André do Valle convida a compartilhar, no melhor do dividir para somar e depois multiplicar, suas ideias, dúvidas e teorias acerca da natureza humana, e a parte humana na natureza
Aliás, um privilégio pra mim, começar essa nossa relação na mais quente e molhadinha das estações! Tempo de férias (ao menos escolares), de viagens, do transbordante calor que nos leva a buscar consolo na cerveja, nos sorvetes, nas varandas cercadas de amigos por todos os lados… E também da aflição de quem não pode sair, correr, mergulhar… Ah, como eu lamento por essa turma! Já estive em situação parecida.
Escrevo sobre o que na estreia? – Pensei. – Já que a primeira impressão é a que pica; como os borrachudos, os pernilongos, toda a sorte de insetos que os poetas quase nunca descrevem junto às suas paisagens, inclusive aquele mosquitinho maldito que se prolifera no ventre da nossa incompetência coletiva.
Tá aí, vou falar sobre esses mundos habitados por criaturas estranhas, gigantescas e às vezes invisíveis, aos quais nos lançamos por algumas razões. Esses universos de lógicas, tempos e estilos próprios que chamamos de “A Outra Pessoa”.
A gente abre as janelas do nosso eu, destranca as portas e se abandona. (Simples assim!). Pega a estrada rumo a uma nova experiência que talvez chamaremos de coleguismo, cumplicidade, romance, caso, transa, disputa… Ou no melhor encontro que a vida nos pode reservar: amizade.
Tivemos de levar o Lucas, que tinha oito anos e nadava conosco no mar, ao hospital, pra tomar uma antitetânica, por causa de uma lata de cerveja amassada que feriu-lhe a perna quando ele pulava onda.
Você já reparou que quando encontra alguém, esse contato produz algo em você que não existiria sem esse encontro? Já percebeu que ao entrarmos num lugar, o lugar também nos invade? O mar que feriu nosso pequeno amigo não era só o mar; era o mar mais alguém que o poluiu.

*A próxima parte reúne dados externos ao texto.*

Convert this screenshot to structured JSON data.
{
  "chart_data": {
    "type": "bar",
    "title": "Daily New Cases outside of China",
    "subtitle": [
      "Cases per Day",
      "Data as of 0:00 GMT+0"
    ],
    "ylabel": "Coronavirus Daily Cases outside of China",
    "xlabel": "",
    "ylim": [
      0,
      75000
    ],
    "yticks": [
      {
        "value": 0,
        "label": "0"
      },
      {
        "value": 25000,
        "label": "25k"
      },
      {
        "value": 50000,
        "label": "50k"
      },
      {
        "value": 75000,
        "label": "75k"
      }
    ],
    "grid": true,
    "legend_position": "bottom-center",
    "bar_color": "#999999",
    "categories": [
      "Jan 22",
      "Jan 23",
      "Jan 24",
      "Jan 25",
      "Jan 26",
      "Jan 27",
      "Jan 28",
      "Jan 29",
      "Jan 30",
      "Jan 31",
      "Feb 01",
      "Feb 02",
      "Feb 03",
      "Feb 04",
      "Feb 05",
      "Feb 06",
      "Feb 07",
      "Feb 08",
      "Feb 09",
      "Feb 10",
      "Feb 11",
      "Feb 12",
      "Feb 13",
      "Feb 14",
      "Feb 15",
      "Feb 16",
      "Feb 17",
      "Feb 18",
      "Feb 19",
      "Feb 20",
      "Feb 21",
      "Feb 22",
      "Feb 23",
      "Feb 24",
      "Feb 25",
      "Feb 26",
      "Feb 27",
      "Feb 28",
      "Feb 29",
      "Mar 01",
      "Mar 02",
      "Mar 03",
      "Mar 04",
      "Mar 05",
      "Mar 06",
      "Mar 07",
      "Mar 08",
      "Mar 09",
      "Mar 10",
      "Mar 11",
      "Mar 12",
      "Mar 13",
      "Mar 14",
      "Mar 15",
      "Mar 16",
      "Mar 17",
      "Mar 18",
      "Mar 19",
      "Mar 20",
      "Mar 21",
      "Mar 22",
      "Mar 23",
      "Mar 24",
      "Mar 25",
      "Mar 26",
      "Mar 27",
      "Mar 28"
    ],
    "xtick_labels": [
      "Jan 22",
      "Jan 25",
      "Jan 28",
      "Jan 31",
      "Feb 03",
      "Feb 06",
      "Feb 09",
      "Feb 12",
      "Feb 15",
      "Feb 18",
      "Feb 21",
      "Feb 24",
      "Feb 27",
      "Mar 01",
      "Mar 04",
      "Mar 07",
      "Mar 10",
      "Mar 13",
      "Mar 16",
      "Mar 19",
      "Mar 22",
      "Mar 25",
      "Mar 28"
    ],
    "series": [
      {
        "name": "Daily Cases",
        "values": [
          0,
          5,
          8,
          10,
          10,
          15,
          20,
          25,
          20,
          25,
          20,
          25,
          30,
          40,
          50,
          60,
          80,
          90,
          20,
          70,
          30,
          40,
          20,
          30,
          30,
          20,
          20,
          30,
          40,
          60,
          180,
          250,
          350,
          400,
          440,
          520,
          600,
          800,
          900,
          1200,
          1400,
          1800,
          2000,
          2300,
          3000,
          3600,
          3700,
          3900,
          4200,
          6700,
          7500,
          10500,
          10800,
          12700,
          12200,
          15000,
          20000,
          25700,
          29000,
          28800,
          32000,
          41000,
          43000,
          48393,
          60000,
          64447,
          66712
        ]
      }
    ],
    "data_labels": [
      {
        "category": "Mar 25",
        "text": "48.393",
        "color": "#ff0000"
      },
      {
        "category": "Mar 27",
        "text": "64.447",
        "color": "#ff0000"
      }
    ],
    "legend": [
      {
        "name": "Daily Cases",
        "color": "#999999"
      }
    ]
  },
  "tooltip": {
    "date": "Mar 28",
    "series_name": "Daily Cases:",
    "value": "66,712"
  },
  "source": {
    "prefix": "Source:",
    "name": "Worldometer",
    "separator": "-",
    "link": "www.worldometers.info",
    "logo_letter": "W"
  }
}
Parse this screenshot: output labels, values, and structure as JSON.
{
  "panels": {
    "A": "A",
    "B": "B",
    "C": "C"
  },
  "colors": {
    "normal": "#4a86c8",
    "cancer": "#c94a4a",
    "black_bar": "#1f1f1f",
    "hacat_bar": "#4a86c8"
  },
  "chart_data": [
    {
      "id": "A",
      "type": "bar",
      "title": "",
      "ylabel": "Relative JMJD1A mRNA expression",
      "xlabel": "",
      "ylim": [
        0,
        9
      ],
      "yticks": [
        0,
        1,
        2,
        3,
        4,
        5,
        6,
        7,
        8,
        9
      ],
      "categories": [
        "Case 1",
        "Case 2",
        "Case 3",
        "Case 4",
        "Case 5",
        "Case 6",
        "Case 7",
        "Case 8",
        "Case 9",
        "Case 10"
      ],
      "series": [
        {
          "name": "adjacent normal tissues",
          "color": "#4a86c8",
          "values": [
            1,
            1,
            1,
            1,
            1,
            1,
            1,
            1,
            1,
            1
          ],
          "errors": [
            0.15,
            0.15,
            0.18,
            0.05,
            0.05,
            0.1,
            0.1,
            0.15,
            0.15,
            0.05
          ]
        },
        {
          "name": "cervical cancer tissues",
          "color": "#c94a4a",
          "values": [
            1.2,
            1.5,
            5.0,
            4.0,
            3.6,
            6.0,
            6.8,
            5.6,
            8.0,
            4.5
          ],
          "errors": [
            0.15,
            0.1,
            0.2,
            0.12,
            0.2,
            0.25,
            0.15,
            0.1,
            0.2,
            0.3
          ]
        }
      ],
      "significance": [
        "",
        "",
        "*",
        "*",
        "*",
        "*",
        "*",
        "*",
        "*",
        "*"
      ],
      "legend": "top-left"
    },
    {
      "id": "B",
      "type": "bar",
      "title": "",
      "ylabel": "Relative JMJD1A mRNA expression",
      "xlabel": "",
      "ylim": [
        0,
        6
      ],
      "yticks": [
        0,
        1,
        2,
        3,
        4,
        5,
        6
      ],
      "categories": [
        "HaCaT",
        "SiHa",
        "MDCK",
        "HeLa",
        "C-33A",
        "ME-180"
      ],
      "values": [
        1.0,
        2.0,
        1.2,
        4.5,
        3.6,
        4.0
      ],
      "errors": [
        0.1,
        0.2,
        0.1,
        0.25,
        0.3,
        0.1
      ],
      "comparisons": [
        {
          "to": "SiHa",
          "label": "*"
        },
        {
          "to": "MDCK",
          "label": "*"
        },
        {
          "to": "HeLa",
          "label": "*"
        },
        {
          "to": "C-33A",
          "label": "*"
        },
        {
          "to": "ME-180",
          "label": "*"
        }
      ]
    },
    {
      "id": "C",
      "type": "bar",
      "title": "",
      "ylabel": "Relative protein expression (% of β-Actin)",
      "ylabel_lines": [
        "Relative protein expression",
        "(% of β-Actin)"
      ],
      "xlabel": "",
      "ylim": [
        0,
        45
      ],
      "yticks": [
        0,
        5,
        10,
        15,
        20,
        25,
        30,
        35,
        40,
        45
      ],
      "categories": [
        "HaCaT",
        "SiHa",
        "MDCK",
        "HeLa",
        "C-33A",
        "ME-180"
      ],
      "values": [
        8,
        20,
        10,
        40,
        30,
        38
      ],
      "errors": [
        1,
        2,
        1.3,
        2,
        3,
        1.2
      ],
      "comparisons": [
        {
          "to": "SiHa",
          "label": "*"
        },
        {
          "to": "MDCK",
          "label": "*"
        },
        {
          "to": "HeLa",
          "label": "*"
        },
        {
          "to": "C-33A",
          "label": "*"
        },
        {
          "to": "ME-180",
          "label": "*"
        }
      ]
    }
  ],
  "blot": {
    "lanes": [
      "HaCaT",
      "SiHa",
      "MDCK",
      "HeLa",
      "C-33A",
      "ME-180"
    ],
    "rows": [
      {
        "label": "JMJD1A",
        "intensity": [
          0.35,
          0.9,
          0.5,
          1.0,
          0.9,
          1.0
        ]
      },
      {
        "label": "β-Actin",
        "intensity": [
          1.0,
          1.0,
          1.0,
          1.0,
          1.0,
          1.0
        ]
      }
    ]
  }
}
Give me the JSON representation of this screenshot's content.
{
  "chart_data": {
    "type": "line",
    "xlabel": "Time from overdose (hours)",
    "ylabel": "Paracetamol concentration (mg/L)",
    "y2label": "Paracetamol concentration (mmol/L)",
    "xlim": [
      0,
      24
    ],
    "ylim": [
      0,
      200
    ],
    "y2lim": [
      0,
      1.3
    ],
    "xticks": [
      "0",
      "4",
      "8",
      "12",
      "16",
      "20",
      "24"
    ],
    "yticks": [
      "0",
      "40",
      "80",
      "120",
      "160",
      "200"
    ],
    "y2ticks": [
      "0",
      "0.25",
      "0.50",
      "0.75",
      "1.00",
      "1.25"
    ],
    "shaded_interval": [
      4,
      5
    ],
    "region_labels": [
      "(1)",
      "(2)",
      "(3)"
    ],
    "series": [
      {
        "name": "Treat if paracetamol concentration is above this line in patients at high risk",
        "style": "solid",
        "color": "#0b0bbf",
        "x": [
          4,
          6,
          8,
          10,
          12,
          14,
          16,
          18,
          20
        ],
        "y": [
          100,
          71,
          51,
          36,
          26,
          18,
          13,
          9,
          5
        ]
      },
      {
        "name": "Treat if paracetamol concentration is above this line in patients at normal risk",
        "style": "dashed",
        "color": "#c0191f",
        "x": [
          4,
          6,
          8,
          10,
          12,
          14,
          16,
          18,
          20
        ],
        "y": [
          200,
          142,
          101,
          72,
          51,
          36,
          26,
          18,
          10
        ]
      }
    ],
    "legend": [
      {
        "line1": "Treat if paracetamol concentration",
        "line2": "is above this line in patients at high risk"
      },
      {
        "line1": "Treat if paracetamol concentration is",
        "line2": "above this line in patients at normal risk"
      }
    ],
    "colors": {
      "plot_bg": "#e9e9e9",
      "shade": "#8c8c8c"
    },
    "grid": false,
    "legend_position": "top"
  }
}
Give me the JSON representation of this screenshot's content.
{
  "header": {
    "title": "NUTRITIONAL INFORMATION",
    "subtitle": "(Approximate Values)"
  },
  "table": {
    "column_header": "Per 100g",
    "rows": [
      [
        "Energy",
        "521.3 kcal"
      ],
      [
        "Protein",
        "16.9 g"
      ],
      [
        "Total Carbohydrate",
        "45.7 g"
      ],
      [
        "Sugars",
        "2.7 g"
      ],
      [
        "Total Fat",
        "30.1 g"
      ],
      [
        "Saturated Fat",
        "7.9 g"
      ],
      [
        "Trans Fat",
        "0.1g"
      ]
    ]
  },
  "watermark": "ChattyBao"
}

Lançar-se à jornada de uma relação é, sem dúvida, correr riscos; passar por inúmeros testes e testar também; é fazer uso das habilidades aprendidas ao longo das experiências e apreender novos jeitos de ser o que se é.
A quem devemos “culpar” pelo machucado do Lucas? Foram as ondas? Foi a lata? Quem a jogou? Seu fabricante? A Escola? A família de quem deixou-a no mar? Quantas latas cheias de ferrugem foram, por ignorância, tirania, descaso ou engano lançadas no espírito das pessoas que convivem contigo?
Pudesse o mar fazer escolhas, teria ferido a criança havendo nele apenas uma lata cortante? Mas e se fossem dez latas? Cem latas? E se o Oceano sofresse um bombardeio de metais e substâncias radioativas? E se Iemanjá virasse Mariana? E quando quem convive conosco não tem no seu repertório nenhuma vivência saudável pra compartilhar?
O que existe é culpa ou responsabilidade? Matamos a pessoa ou as causas do seu comportamento hostil? Seremos capazes de compreender o que vem do mar e o que vem do que jogaram nele? Há conclusão possível pra nós?
Há um pensamento no senso comum que certamente você já ouviu: “O seu espaço acaba onde começa o do outro.” Quase ninguém se dá conta do erro expresso nesse ditado.
Ao longo da História, houve várias tentativas de tornar alguma coisa sagrada. Nossos ancestrais das cavernas sacralizavam as forças da Natureza; depois surgiram os deuses pra preencher esse lugar; em seguida a promessa da Humanidade foi a Ciência. E nada disso deu muito certo; afinal, nada há fora de nós que nos cure as nossas angústias ou que resolva os nossos conflitos.
Portanto, a filosofia contemporânea nos propõe que tornemos sagrada a outra pessoa, porque é por meio dela que podemos conhecer a nós mesmos.
Sendo assim, o meu espaço não acaba onde começa o do outro, porque há, entre eu e você, por exemplo, um terceiro lugar; um lugar que é da responsabilidade de nós dois. Eu escrevi esse texto e você o está lendo. Depois você pode comentar, aí eu é que lerei. Entre nós há um espaço de convivência chamado “Barueri na Rede”. Aqui é a praia onde você e eu nos relacionaremos, dividiremos ideias, faremos críticas e seremos criticados, enfim, talvez possamos pensar que o meu espaço acaba no território da convivência.
Esta é uma construção de todos os envolvidos e jamais deve invadir o lugar individual de qualquer pessoa.